“Summers! Summers!” somebody was yelling as we walked into the Heritage Homestead Fair near Waco, Texas. We were visiting an Amish-type farm and craft event with some of our kids the day after Thanksgiving. Who could be calling us? Turns out they were calling our son, Jamie’s family, who was staying with us and other family members in Waxahachie, Texas. It was their Houston best friends! Neither family knew the other would be there that day, but they were the first people we met! It’s a four hour drive from Houston, so what were the chances they would run into each other at that moment in a throng of hundreds of people?

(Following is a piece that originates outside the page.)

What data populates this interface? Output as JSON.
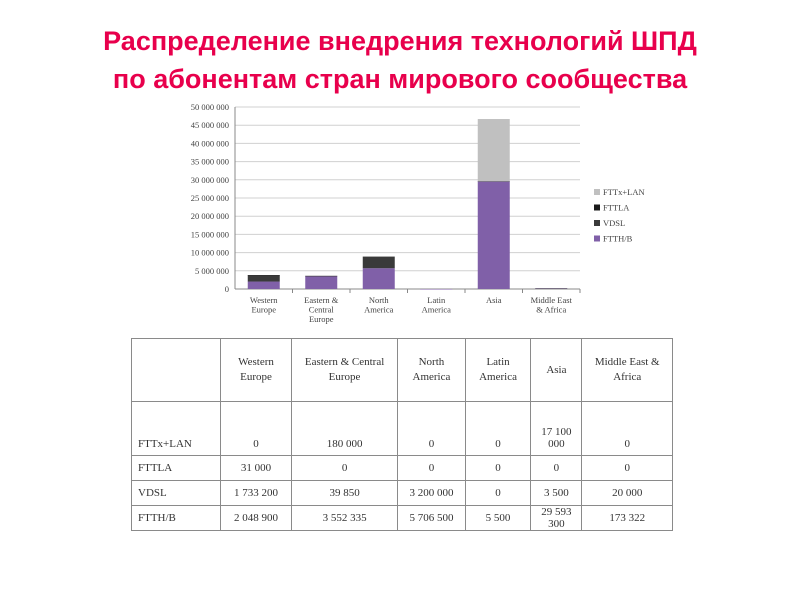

We had met their friends on several occasions and were delighted to finally see the latest additions they had made to their family: two little girls from China, ages two and four, the youngest having arrived only a few months ago. An older girl of six or seven had been adopted from there a few years back, adding to their original family of four children. The Chinese children were startlingly beautiful, with their porcelain skin and jet black hair framing doll-like faces. Their own red-haired daughter says she is big sister to my titian-haired baby granddaughter, Maddie.
We had a wonderful day at the Fair, watching a demonstration of corn being ground by a horizontal propane engine into cornmeal (fine), grits (coarse), and chicken feed (rough chop). Then we toured a working water wheel grist mill and saw the grain ground by a mill stone. Of course, we had to buy products from there, including cookie mix made from milled oats and sorghum syrup from cane. We saw a farming demonstration of a pair of mules turning the soil with a plow guided by a farmer on a two-wheeled spring seat.

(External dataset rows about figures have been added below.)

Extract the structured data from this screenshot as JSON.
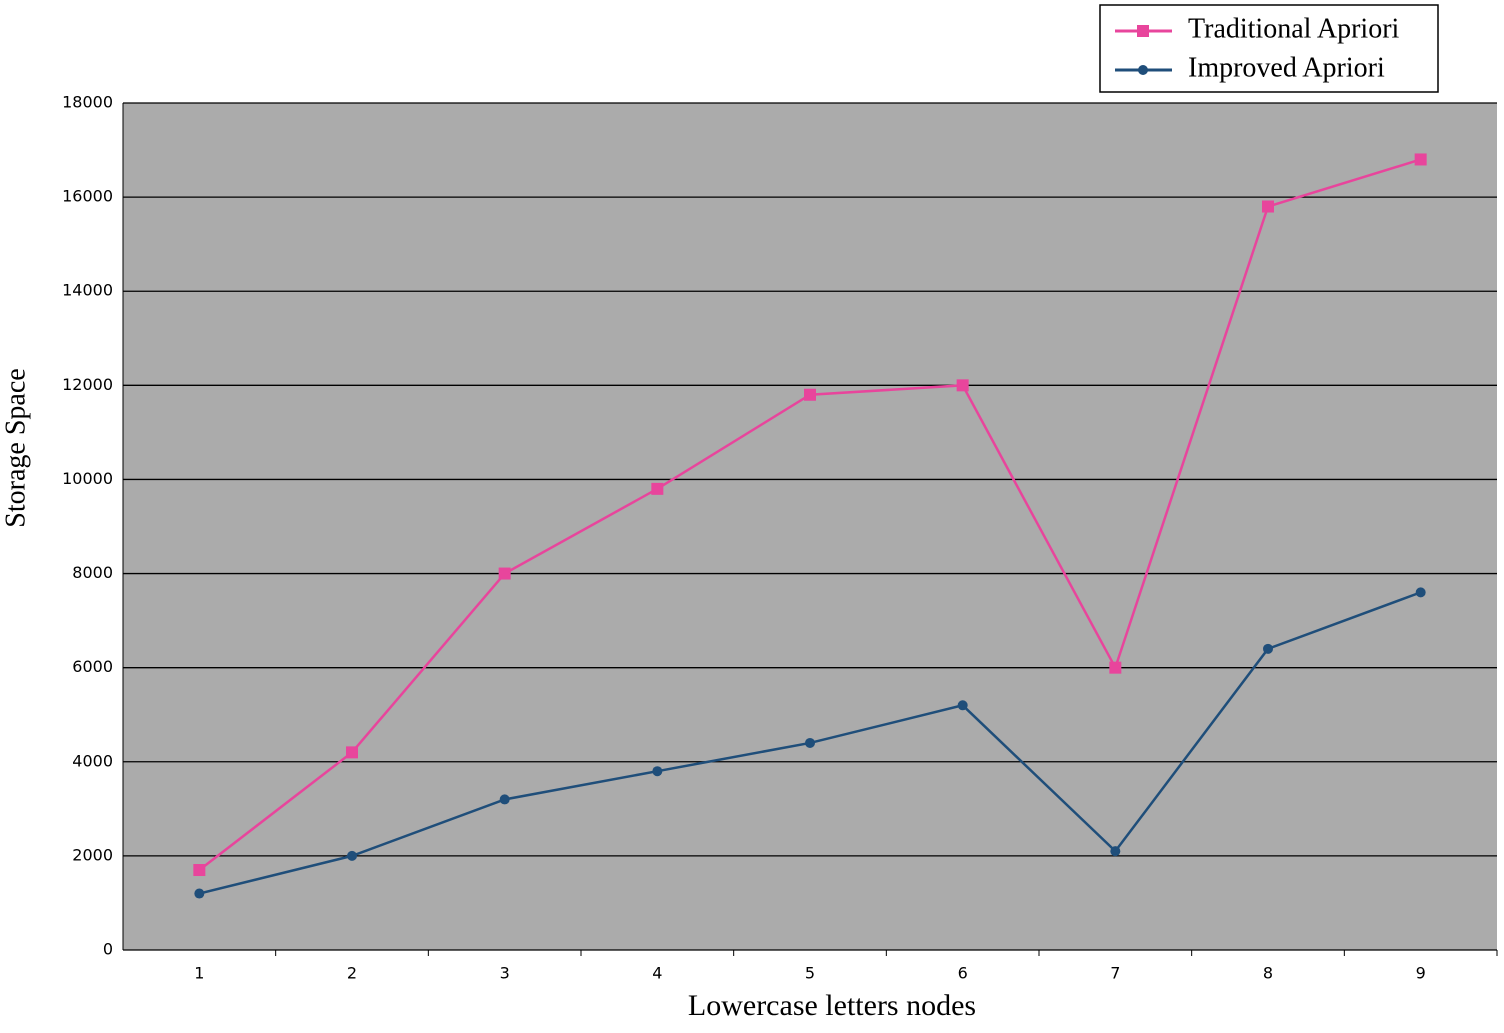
{
  "chart_data": {
    "type": "line",
    "x_label": "Lowercase letters nodes",
    "y_label": "Storage Space",
    "categories": [
      1,
      2,
      3,
      4,
      5,
      6,
      7,
      8,
      9
    ],
    "series": [
      {
        "name": "Traditional Apriori",
        "color": "#e8459c",
        "marker": "square",
        "values": [
          1700,
          4200,
          8000,
          9800,
          11800,
          12000,
          6000,
          15800,
          16800
        ]
      },
      {
        "name": "Improved Apriori",
        "color": "#1f4e7a",
        "marker": "circle",
        "values": [
          1200,
          2000,
          3200,
          3800,
          4400,
          5200,
          2100,
          6400,
          7600
        ]
      }
    ],
    "ylim": [
      0,
      18000
    ],
    "yticks": [
      0,
      2000,
      4000,
      6000,
      8000,
      10000,
      12000,
      14000,
      16000,
      18000
    ],
    "grid": true,
    "legend": "top-right"
  }
}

Mules later pulled a big hay wagon we rode on to tour the property, the high point of which was when we were allowed to dismount the wagon to view a scenic overlook high on a bluff. The bucolic scene below of neatly laid out fields and pastures with a cozy farmhouse tucked in one corner was enough to make one want to join the religious community.
In the crafts pavilion, we were fascinated to see the journey of flax and cotton through a carding process, curled into a spool that would be placed on a spinning wheel to be spun into thread. Then we could see the thread being woven on a loom into dish towels. The residents of the community made the everyday essentials that can be found in any home: dishes, brooms, baskets, furniture, clothing, linens, boots, and food products. They portrayed a simple, wholesome, if somewhat cloistered, Christian lifestyle. In their plain, modest clothes and cosmetic-free faces, everyone seemed peaceful and happy. So refreshing to us in our hurried outside world.
But Jesus didn’t call us to come out of the world, but to go into all the world and preach the gospel. Although the early church tried the communal lifestyle in the beginning, they were soon scattered by persecution, inadvertently spreading the gospel with their dispersion. Jesus said in Matthew 5:14-16, that we are the light of the world, and a city that is set on a hill cannot be hid. Preserving the old ways and living a simple life style are admirable, but we can be salt and light wherever we live, even bringing a bit of the mission field home with us, as in rescuing orphans from China. It is His world, and he has us sprinkled like salt all over it, sometimes bumping us into each other in the most unexpected places.